La montaña siempre te brinda hallazgos inesperados. Sólo se trata de buscarlos y ella te los concede, generosa, porque sabe que hay secretos que se deben compartir para que el encanto no cese de seducir a los hombres, para que la magia les abra los ojos y para que sigan nutriendo su fe en el mundo que es lo único que te mantiene vivo.
Ese es el don de la montaña y ella sabe de dones infinitamente más que nosotros y por eso, porque otorga sus dones a aquel que los busca, ella se eleva, ella es tan potente, ella magnetiza, ella guía, ella inspira, ella ilumina y lo único que espera a cambio es que la celebres y la ofrendes como sólo merecen esos dioses tan presentes que, se siente, caminan con vos, te alzan y te protegen.
Esas divinidades benefactoras reúnen para sí todos los colores, pero en el blanco escriben el más puro de sus mensajes.
Fue así que hoy vi blanco a la distancia y corrimos imantados a su encuentro y el hallazgo, inesperado como decía, fue también maravilloso. En un alero que las aguas de la quebrada habían cavado en la santa tierra, ahí estaba. Allí estaba el hielo.
Dicen algunos eremitas que los que serán salvados el día del final, vestirán de blanco. Dicen que San Juan de Patmos, el que escribió ese final que tituló Apocalipsis, a su vez, vestía de blanco, de fino lino blanco, y que los que lo conocieron lanzaron malvadas habladurías contra él, asegurando que era un incoherente y un orate. ¿Tu lo crees?
Frente a la brillante presencia del hielo, conjugando su alba belleza con la radiante luz que se colaba por las rajaduras de la cornisa, una comunión tan poderosa que nos dejó mudos de emoción y en reverencial silencio, uno siente que los locos eran los que no creían en las revelaciones del profeta.
Igual que ahora: vivimos tiempos de poca fe, casi ninguna, y eso nos está royendo el alma, opacando el horizonte como nunca antes. De ahí, la importancia del hallazgo del hielo y su danza ceremonial con la luz: el hallazgo del hielo es una señal de esperanza. Ese era el mensaje de la montaña.
La belleza oculta, develada y que deslumbra no es sino eso: una indudable señal de buena ventura, de la buena hora, que es ahora y que es siempre.
Los hombres que se desdichan y se agobian deben volver a mirar afuera de sí mismos -todo el sistema no es más que un mecanismo perverso para encerrar a los seres humanos en sus propias cárceles de miedo y dolor constantes- para volver a reencontrar sus adentros.
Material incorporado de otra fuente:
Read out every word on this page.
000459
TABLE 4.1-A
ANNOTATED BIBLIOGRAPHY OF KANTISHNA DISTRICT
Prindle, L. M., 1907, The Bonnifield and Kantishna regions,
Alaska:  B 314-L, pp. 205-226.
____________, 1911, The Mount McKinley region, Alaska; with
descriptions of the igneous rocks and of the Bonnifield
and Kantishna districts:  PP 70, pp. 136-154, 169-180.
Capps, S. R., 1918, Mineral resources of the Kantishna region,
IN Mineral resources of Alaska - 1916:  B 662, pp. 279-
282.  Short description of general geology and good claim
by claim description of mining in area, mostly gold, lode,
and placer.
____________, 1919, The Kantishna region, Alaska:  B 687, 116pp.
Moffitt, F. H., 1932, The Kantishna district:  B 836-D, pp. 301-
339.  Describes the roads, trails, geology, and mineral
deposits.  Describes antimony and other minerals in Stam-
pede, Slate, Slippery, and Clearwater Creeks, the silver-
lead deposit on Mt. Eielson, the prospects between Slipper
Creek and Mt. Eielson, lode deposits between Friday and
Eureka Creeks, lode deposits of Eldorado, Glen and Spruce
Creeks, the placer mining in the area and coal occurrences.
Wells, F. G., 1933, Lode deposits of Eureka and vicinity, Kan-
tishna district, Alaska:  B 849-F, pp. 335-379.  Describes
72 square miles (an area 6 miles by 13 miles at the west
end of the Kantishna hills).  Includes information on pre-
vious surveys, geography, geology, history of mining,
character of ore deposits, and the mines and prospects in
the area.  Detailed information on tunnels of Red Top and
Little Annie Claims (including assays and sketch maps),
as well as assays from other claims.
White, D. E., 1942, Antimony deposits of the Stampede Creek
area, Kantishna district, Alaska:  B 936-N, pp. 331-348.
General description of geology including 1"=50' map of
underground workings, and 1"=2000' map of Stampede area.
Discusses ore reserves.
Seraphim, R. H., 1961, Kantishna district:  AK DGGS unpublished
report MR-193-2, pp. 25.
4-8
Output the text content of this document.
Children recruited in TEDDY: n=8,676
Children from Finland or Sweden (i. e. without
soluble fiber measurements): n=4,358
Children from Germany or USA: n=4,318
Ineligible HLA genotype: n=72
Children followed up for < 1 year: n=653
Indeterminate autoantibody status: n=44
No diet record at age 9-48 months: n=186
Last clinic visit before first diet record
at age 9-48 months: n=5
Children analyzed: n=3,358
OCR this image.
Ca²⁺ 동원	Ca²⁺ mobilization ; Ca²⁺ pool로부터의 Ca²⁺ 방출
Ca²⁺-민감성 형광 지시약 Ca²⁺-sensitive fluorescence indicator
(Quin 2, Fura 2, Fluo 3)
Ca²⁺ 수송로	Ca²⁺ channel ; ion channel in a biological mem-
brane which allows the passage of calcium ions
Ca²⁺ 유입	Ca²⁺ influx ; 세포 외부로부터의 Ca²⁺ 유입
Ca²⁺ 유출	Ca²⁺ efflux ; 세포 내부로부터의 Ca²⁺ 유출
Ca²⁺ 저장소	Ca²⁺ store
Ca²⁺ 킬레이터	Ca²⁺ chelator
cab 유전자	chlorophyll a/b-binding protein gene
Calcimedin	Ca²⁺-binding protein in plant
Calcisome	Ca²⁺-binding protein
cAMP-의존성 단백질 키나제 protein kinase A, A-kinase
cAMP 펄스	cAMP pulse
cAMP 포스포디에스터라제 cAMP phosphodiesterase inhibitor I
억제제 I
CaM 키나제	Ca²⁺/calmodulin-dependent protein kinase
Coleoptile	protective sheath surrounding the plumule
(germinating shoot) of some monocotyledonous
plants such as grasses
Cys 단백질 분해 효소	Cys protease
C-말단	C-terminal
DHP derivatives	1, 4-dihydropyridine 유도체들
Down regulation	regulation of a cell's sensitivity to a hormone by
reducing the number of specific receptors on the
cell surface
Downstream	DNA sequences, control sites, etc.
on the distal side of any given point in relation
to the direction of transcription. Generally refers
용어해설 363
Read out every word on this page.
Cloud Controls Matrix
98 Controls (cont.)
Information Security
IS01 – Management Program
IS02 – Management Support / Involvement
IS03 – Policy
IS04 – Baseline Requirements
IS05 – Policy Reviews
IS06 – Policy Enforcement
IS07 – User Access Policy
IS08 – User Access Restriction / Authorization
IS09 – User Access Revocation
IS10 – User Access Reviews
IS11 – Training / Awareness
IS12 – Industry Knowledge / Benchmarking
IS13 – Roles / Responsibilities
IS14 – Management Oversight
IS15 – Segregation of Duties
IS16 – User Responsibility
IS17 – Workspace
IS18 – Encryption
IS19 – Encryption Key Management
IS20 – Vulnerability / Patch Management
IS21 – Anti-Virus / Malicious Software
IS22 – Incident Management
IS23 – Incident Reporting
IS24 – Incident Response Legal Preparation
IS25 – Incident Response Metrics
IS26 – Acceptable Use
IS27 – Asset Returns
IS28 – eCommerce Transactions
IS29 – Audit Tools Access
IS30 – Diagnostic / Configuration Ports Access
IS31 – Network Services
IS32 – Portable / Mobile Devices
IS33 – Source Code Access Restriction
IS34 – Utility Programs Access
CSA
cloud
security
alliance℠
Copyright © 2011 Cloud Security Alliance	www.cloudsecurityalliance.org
Afuera, está el hielo que brilla como faro luminoso. Afuera está la quebrada que labra el escondrijo de los hielos. Afuera, está la montaña, altiva, invencible y poderosa como la querían los danuenses.
Adentro, está el mismo hielo que resplandece -blanco como el destino venturoso-, está la quebrada que vela por vos en medio de la inmensidad más avasallante, pero, si es tuya, si la vuelves parte de tu ser, será la más próxima y la más íntima de todas las verdades.
Debes saberlo: la montaña, amigo, nunca te miente.
Ve a buscarla como clamaba el poeta. Ve a buscarla, encuentra lo blanco y serás salvado. Lo anotó el Loco de la isla de Patmos que, ya lo vas entendiendo: no eran ningún loco.
Pablo Cingolani
Antaqawa, 29 de julio de 2022
Las fotos están tomadas en la Quebrada de las Piedras Rojas, Alto Umapalca -sector Cooperativa-, La Paz, Bolivia.